Söz konusu değişimin fiyatlara nasıl yansıyacağı da merak edilirken, önce işleyişle ilgili görüşlerini paylaşan Erol Şahin şunları söylüyor:
“Otomotiv sektöründe en çok kafa karıştıran ve şaşkınlık yaratan nokta bu yönetmeliğin başlangıç tarihi ve ilerleyişi olacak. Çünkü ilk yönetmelikte 7 Temmuz itibarıyla stokta bulunan araçların satışı için adet sınırı olmadan 12 aylık bir süre tanımlanmıştı. Ardından Bakanlık tarafından bu madde değiştirildi ve tescil standardı getirildi. Bir önceki yıl yani 2023 yılında ilgili markanın toplam satış adedinin sadece yüzde 10’u kadar aracı stokundan 7 Temmuz sonrası satabileceği belirtildi.
İşte burada sorun başlıyor çünkü Avrupa’dan gelen araçlar siparişten 2-3 ay, Asya’dan gelenler ise 4-5 ay önce çıkan araçlar. Mayıs başında alınan kararla markaların elinde standart dışı on binlerce araç kalma durumu oluştu. Bu araçlar ülkeye gelecek ancak satışı mevcut tabloya göre mümkün olmayacak. Peki değeri milyarlarca lirayı aşan bu araçlar ne olacak sorusu bugün itibarıyla yanıtsız kalıyor…”
Mevcut standartları karşılamaya yetmeyen stokların 7 Temmuz’dan önce bitirilmesinin önemini vurgulayan ve son 2 aydır yapılan kampanyaların bunun işareti olduğunu belirten Şahin, "Bir tarafta 2-3 aylık dönemde hızla daralan sıfır araç pazarı diğer tarafta ise yeni güvenlik yönetmeliği nedenli satılamayacak sıfır araç stoku… Bu açmaz bir şekilde devam edecek…
İndirimler sınırlı da olsa 6-7 aydır durgun olan 2. el otomobil pazarı üzerindeki baskıyı elbette artıracaktır.
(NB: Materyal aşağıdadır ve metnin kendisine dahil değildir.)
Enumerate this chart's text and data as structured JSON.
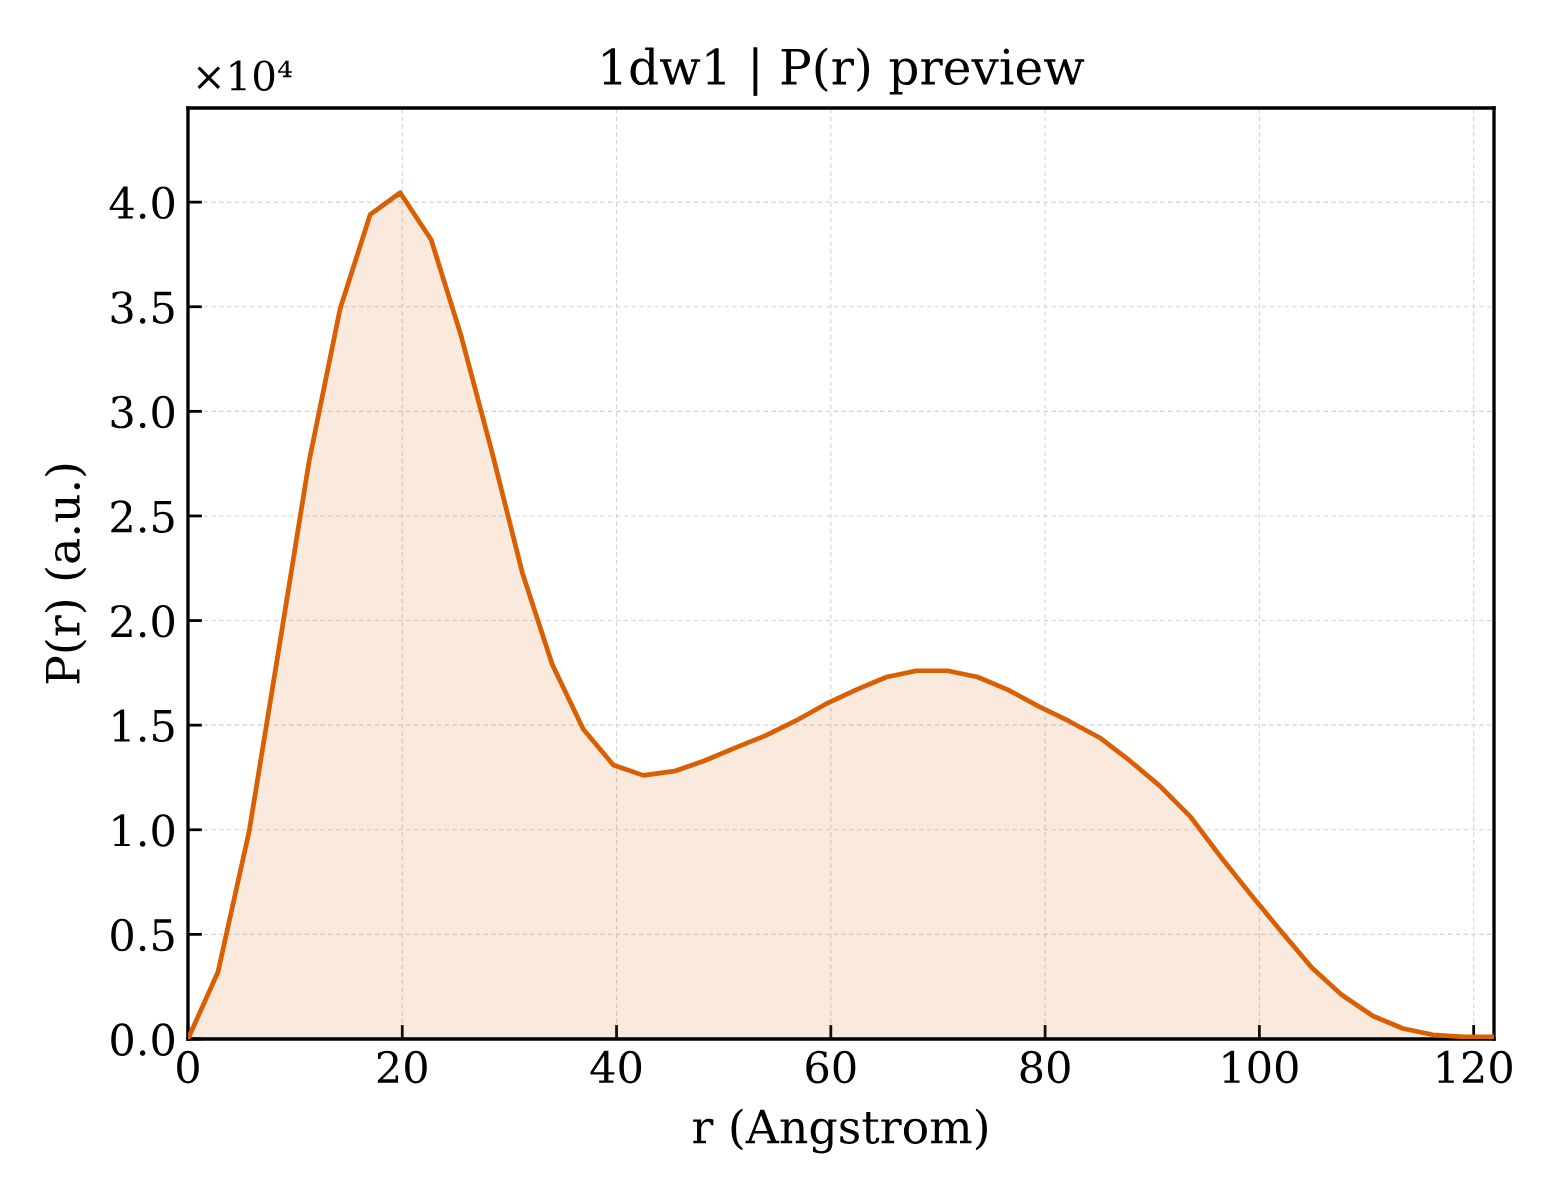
{
  "chart_data": {
    "type": "area",
    "title": "1dw1 | P(r) preview",
    "xlabel": "r (Angstrom)",
    "ylabel": "P(r) (a.u.)",
    "annotations": [
      "×10⁴"
    ],
    "x": [
      0,
      2.8,
      5.7,
      8.5,
      11.3,
      14.2,
      17.0,
      19.8,
      22.7,
      25.5,
      28.4,
      31.2,
      34.0,
      36.9,
      39.7,
      42.5,
      45.4,
      48.2,
      51.0,
      53.9,
      56.7,
      59.5,
      62.4,
      65.2,
      68.0,
      70.9,
      73.7,
      76.5,
      79.4,
      82.2,
      85.1,
      87.9,
      90.7,
      93.6,
      96.4,
      99.2,
      102.1,
      104.9,
      107.7,
      110.6,
      113.4,
      116.2,
      119.1,
      121.9
    ],
    "series": [
      {
        "color": "#d95f02",
        "values": [
          0,
          0.32,
          0.99,
          1.87,
          2.76,
          3.49,
          3.94,
          4.045,
          3.82,
          3.36,
          2.8,
          2.23,
          1.79,
          1.48,
          1.31,
          1.26,
          1.28,
          1.33,
          1.39,
          1.45,
          1.52,
          1.6,
          1.67,
          1.73,
          1.76,
          1.76,
          1.73,
          1.67,
          1.59,
          1.52,
          1.44,
          1.33,
          1.21,
          1.06,
          0.87,
          0.69,
          0.51,
          0.34,
          0.21,
          0.11,
          0.05,
          0.02,
          0.01,
          0.01
        ]
      }
    ],
    "xlim": [
      0,
      121.9
    ],
    "ylim": [
      0,
      4.45
    ],
    "xticks": [
      0,
      20,
      40,
      60,
      80,
      100,
      120
    ],
    "yticks": [
      {
        "value": 0,
        "label": "0.0"
      },
      0.5,
      {
        "value": 1,
        "label": "1.0"
      },
      1.5,
      {
        "value": 2,
        "label": "2.0"
      },
      2.5,
      {
        "value": 3,
        "label": "3.0"
      },
      3.5,
      {
        "value": 4,
        "label": "4.0"
      }
    ],
    "grid": true,
    "line_style": "solid"
  }
}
Ancak dediğimiz gibi durgun ve düşüşte olan pazarda fiyatlara ne derece etkisi olur bekleyip görmek gerek…
Öte yandan değişen yönetmelik çok değerli sistemlerin araçta standart olmasını zorunlu kılıyor. Bu güvenlik ekipmanlarının sıfır araç maliyetlerine etkisinin yaklaşık 1.000-2.000 avro arasında olacağı görülüyor. Bu da aslında vatandaşın 7 Temmuz sonrası güvenlik ekipmanları takılı araçları alabilmek için fark ödeyeceği anlamına geliyor. Peki, bu süreçte yeni bir araç alınır mı? İhtiyacı olan vatandaşlar için her zaman alım zamanı…" ifadelerine yer veriyor.